Dinler arası diyalog meselesine taktık ya…

Bunu iyice bir sorgulamak, perde gerisinde neler yaşandığını öğrenmek şart oldu!

Şart oldu çünkü din adamlarının en azından yarısının kabullenemediği Din İşleri Başkanı Talip Atalay’ın bu diyaloglarda neler yaptığı, Kıbrıs Türkünü nasıl temsil ettiğini bilen kimse yok…

4 yıldır bu görevde olan Atalay bu sürede tam 761 kez yurt dışına çıktı!

Bu sayısının çok büyük bir bölümü Güney Kıbrıs’a gerçekleşti…
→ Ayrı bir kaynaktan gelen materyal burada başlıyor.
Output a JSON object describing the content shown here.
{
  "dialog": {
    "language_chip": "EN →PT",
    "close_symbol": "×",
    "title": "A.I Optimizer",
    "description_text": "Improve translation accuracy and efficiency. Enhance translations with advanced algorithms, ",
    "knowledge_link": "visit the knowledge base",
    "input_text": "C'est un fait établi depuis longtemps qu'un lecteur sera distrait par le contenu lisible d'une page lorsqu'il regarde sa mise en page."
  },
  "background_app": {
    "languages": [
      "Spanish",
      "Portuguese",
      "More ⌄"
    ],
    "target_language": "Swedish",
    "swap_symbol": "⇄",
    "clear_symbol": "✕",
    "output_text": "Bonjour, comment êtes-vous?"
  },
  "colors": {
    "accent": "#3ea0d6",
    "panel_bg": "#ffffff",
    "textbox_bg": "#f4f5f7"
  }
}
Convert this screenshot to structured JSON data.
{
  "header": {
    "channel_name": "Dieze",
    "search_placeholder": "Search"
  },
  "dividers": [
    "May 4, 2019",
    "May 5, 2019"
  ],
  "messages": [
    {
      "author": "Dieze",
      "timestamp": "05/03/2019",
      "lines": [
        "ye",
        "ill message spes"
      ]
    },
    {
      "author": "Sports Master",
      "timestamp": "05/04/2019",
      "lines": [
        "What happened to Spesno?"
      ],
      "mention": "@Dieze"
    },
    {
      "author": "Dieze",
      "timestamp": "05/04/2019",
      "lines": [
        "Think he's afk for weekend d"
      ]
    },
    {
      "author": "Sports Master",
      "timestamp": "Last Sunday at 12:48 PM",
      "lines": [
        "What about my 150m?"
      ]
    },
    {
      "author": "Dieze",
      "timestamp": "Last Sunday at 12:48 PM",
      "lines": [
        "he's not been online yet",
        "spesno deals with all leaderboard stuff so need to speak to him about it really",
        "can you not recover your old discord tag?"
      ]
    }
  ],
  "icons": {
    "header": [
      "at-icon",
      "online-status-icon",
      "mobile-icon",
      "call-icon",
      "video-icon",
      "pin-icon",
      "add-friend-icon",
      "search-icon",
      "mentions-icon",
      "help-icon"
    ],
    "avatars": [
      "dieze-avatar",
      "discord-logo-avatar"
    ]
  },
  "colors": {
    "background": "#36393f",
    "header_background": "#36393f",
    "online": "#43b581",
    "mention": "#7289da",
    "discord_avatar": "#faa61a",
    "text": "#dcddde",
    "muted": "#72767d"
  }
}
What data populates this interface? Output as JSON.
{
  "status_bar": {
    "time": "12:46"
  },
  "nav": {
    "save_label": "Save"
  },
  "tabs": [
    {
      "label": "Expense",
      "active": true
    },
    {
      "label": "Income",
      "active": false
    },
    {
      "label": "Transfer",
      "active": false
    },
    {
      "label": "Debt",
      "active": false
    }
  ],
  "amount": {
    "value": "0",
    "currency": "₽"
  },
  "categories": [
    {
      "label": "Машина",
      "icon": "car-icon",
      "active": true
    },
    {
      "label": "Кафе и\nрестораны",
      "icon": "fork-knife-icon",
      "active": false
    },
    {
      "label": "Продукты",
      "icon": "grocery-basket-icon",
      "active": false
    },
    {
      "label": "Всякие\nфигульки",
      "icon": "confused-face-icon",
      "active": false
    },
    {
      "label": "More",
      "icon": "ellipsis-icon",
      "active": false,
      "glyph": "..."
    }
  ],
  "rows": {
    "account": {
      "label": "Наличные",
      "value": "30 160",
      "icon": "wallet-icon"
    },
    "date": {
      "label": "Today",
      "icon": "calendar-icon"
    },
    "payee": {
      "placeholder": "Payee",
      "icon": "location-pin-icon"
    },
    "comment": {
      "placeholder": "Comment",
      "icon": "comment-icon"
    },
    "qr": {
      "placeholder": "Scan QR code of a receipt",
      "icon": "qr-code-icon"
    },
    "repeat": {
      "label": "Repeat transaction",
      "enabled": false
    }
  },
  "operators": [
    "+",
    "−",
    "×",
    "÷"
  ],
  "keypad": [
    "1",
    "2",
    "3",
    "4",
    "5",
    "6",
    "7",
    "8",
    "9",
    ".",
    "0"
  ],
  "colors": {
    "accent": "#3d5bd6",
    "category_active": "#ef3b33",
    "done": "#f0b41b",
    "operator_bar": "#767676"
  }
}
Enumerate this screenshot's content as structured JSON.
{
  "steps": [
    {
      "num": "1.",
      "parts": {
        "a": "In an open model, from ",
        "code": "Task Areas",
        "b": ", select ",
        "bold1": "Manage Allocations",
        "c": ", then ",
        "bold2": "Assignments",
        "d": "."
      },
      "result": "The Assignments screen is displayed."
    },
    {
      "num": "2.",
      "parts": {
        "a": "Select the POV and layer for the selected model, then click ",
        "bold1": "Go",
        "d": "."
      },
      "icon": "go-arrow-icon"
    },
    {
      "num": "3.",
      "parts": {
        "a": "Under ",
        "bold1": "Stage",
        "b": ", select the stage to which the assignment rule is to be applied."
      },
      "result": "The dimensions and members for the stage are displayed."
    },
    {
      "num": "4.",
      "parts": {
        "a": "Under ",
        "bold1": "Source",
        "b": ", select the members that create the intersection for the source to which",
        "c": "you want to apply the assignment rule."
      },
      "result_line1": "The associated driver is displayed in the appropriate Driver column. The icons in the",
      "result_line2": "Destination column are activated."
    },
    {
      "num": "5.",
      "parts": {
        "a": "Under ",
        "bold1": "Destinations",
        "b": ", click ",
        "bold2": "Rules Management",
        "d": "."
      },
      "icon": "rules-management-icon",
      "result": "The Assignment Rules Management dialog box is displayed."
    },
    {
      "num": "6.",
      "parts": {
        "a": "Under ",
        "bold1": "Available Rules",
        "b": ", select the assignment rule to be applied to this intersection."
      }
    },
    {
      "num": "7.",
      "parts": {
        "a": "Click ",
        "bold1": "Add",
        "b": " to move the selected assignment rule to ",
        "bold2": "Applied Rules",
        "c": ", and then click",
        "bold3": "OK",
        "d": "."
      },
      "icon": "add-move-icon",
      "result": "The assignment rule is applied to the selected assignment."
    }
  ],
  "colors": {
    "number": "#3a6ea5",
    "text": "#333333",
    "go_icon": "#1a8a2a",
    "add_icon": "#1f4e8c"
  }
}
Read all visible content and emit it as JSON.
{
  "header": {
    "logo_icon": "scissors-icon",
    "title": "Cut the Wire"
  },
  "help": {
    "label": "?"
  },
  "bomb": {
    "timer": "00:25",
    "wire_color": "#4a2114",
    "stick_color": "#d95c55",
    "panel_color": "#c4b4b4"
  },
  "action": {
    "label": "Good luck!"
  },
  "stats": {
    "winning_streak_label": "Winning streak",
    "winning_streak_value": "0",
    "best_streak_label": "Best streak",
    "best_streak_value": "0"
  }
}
İsveç’in organize ettiği etkinliklere katıldı, ama bu toplantılar sonrasında tek bir açıklama bile yapmadı!

Kendisi Başbakanlığa bağlı olduğu halde Güney’deki temasları konusunda bu makama da bir açıklama yapmadı…

Başbakan’ın da kendisi hakkında şikayetçi olduğu biliniyor çünkü sanki de KKTC’ye bağlı olmayan bir makamın başındaymış gibi davranıyor!

Bazı sohbetlerde de kendisinin ardında Türkiye Cumhuriyeti’nin olduğunu söylüyor hem de en üst düzeydeki isimleri vererek…

Oysa oradan görevden alınma yazısı bile geldi!

Ama bizim hükümet bu konulara fazla duyarlı olmadığı için parmağını bile kıpırdatmıyor…

Oysa artık bu arkadaşın misyonunun sorgulanması zamanı gelmiştir, söylentiler artık sokakta bile konuşulmakta, din adamları arasında büyük bir huzursuzluk yaşanmaktadır!

Hatırlanacağı üzere geçtiğimiz sene kendisi hakkında bir yazı yazmış ve yurt dışı ziyaretlerini sorgulamıştık…

Hem de muhaceret belgelerine dayanarak!

O yine bir açıklama yapmamış ama bizi polise şikayet ederek muhaceret bilgilerine nasıl ulaştığımızı sorgulamaya kalkmıştı…

Tedirginliği her halinden belliydi çünkü 4 yıl içinde 761 kez yurt dışı ziyaret yapan bir kişi olarak bunun hesabını vermek çok da kolay değildi!

Buradan Başbakan Hüseyin Özgürgün ve hükümete sesleniyoruz;

Bu makam ve bu makamda oturan bu arkadaşın KKTC’deki misyonunun ne olduğu, kime ve kimlere hizmet ettiği gün ışığına çıkmalıdır!

Rum papaz her fırsatta Kıbrıs Türkü’ne ve Türkiye’ye hakaretler yağdırırken bu adam niçin susmakta gerekli cevabı vermemektedir…

Misyonu Kıbrıs Türküne ve Türkiye’ye hakaretler yağdırılırken susup buna onay mı vermektedir!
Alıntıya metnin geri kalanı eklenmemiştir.